I went to the doctor today for my annual checkup and on the way into the building saw a man with a grey beard and long shaggy hair lurking by the parking garage; just kind of meandering along among the idling taxis and the little open-air ‘jailhouse’ they have these days to accommodate the smokers.
This man looked to be about 60 and wore khakis, an open-neck shirt, a suit coat, and, perched atop his head, a toy fireman’s helmet. He was smoking as he ambled along and every 20 feet or so he stopped, pulled out a pint and took a long swig.
“Drinking,”I thought. “Maybe that’s what I’ll be doing an hour from now when I come out from this appointment. Maybe I’ll be taking up smoking and trotting over to the packy for a tidy pint myself.”

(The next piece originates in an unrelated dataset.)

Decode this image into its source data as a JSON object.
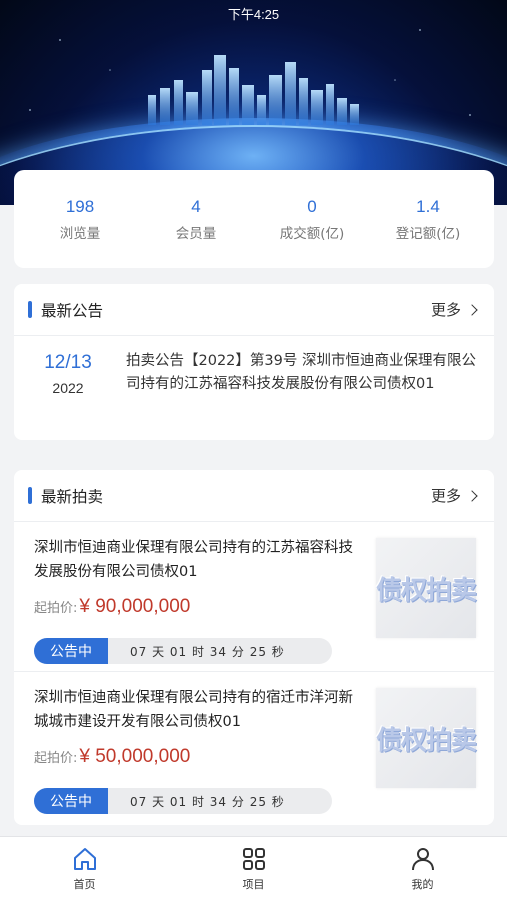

Because you never knew do know what they’re going to find out at an annual checkup where the ask so many questions, like when your last period was and whether or not you take Ecstasy.
I was told that this time I didn’t have to pee in a cup and that was a nice break. However they did weigh me, dammit, and the news was way worse than it had been last year at this time. Here’s last year’s rundown:
Today I was told that my blood pressure is113/70 and that my heart is pumping along at the rate of 65 good hard squeezes per minute, and that seemed great to me,
Some of the rest of the news was less than great: My weight is up eight pounds.

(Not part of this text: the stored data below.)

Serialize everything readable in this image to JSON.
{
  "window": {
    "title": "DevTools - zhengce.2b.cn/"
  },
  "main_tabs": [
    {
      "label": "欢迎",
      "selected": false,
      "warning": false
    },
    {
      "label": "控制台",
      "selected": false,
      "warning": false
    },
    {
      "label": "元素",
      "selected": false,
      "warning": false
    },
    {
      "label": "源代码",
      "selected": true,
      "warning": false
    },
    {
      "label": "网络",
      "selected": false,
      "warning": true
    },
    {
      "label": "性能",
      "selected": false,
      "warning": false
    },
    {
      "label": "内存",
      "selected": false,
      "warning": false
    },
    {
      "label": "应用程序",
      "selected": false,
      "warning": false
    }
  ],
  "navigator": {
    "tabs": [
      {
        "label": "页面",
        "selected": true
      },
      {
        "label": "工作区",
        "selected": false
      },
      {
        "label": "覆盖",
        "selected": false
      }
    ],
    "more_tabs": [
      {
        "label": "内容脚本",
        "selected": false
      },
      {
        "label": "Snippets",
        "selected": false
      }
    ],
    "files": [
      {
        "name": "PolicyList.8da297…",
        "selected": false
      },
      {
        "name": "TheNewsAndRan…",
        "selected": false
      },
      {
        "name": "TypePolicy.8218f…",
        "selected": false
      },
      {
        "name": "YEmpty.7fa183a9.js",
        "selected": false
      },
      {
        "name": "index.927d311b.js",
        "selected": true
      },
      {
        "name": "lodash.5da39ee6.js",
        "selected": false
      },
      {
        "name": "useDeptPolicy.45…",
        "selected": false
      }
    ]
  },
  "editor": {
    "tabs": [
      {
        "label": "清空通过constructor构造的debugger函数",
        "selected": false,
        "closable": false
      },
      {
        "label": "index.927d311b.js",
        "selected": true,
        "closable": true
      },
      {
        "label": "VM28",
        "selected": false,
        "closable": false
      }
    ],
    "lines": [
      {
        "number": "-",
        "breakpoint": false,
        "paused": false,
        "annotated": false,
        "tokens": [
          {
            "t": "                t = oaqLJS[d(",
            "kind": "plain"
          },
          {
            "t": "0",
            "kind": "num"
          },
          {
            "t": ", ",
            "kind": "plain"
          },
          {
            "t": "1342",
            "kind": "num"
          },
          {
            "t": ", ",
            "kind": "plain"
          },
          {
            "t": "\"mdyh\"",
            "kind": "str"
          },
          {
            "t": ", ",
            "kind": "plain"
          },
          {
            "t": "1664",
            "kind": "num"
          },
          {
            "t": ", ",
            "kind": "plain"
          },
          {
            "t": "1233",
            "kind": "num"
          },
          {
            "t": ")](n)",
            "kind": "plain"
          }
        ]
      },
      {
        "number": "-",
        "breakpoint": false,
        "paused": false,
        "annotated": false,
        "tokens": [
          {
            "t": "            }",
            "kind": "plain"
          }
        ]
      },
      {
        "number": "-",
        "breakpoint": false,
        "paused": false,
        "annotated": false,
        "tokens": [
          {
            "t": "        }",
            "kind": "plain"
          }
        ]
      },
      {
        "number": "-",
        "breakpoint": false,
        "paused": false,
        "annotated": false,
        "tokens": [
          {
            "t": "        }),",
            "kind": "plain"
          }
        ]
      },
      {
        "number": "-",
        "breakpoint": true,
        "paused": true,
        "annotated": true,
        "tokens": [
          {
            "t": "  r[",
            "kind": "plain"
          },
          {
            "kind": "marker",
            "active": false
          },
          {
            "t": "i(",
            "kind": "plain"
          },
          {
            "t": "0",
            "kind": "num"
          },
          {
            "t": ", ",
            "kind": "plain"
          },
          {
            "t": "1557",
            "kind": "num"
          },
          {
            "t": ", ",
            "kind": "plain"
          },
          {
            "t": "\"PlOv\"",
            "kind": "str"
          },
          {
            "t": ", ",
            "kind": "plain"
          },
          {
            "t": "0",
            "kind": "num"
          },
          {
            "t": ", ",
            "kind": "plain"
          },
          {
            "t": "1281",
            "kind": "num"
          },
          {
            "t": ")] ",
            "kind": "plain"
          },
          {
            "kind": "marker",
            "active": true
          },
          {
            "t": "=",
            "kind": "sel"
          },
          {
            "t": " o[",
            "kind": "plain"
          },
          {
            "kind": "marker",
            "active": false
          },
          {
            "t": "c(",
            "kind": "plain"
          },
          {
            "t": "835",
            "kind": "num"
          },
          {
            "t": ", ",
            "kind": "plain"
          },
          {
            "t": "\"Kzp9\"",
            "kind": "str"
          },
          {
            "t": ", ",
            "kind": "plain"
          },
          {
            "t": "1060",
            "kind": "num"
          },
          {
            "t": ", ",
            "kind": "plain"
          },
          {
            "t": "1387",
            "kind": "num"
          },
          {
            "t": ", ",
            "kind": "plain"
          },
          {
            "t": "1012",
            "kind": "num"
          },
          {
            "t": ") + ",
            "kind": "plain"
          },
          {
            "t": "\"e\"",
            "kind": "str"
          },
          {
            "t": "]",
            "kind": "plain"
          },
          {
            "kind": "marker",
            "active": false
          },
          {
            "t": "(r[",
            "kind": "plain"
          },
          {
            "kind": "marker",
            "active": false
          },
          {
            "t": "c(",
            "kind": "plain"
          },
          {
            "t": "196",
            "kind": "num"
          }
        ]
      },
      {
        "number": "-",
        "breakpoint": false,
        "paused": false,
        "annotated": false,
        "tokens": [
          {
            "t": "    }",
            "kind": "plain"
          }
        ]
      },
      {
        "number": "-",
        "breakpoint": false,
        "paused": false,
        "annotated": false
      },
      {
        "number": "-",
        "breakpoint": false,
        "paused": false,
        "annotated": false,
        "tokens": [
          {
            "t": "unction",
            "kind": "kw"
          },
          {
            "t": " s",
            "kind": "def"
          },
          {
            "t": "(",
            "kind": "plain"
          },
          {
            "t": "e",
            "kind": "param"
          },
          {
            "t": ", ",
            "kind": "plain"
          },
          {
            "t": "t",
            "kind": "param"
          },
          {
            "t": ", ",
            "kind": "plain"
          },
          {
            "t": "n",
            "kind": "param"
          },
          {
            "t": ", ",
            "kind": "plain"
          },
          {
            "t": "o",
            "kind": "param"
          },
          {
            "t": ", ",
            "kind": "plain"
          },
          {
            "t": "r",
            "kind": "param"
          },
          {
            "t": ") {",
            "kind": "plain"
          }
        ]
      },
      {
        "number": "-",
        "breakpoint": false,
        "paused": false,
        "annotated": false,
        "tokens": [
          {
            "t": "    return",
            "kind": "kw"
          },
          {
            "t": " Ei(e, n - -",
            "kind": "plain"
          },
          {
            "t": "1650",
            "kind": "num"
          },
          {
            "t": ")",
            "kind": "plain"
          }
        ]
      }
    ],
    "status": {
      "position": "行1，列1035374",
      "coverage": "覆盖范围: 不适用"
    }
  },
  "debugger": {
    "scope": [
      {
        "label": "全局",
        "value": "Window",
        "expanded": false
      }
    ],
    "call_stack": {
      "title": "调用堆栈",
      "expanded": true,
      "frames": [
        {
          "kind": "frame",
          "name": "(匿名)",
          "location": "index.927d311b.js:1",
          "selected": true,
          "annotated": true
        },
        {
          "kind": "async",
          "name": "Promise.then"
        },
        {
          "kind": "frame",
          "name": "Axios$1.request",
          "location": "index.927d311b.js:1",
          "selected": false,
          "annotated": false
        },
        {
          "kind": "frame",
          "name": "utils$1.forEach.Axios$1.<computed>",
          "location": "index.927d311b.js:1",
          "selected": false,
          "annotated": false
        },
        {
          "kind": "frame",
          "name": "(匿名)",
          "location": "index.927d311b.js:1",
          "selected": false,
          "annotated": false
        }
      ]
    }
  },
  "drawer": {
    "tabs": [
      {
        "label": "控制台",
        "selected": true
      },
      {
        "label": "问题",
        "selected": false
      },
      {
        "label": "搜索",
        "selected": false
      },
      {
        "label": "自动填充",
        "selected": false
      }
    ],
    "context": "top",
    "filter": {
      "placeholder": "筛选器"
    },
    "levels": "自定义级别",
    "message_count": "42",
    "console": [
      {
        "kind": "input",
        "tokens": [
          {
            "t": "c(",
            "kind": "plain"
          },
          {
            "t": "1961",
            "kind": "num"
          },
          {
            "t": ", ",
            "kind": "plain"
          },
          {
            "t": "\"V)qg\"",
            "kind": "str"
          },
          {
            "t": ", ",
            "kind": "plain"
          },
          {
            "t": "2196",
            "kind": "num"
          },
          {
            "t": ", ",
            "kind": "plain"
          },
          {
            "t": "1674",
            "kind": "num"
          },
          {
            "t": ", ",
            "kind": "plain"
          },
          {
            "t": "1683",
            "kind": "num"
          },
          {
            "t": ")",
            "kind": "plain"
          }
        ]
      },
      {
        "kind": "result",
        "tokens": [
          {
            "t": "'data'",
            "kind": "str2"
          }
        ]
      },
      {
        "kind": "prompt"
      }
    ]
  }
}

I felt happy to be able to say I run on the treadmill for 40 minutes most days and shy about admitting I drink a glass or two of wine at night and, on weekends, sometimes take a slug or two of whiskey,
I did complain to the doc about my weight gain though, and in response she said something I misheard. Because we’re good friends by now, she looked me dead in the eye and said. “So you’re deaf now?”

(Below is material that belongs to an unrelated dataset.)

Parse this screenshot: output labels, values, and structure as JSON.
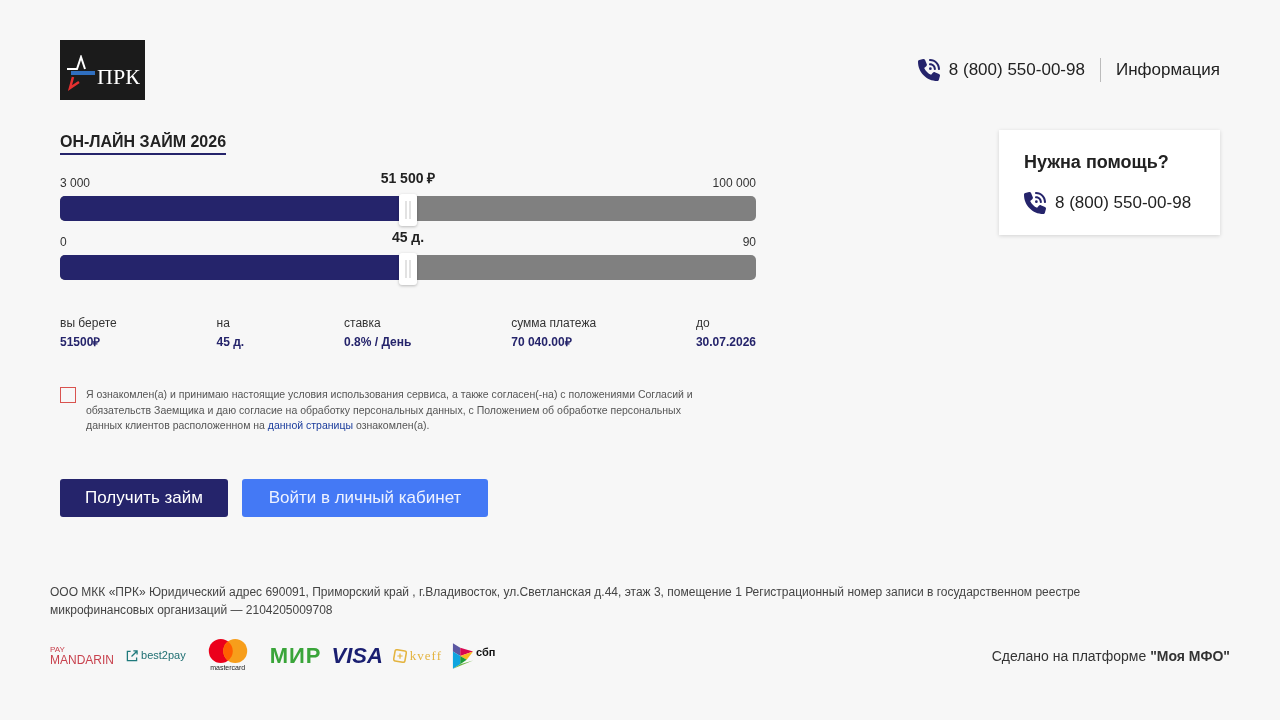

“Deaf as a haddock,” I said with a kind of confessional relief, ,and went on to tell her how this leads to of marital dust-ups sometimes, since I always think my mate is saying these critical things to me when really he’s just asking if we have more paper towels.
“But would you wear a hearing aid?” my doctor asked.
I sure would, I told her. “It would hardly show in my wild tangle of curls and I need the help. I spend a lot of time young male teens and you know how they are: they’ll say a witty thing once but they won’t repeat it, especially if what they’ve said ranks high on the hilarity scale.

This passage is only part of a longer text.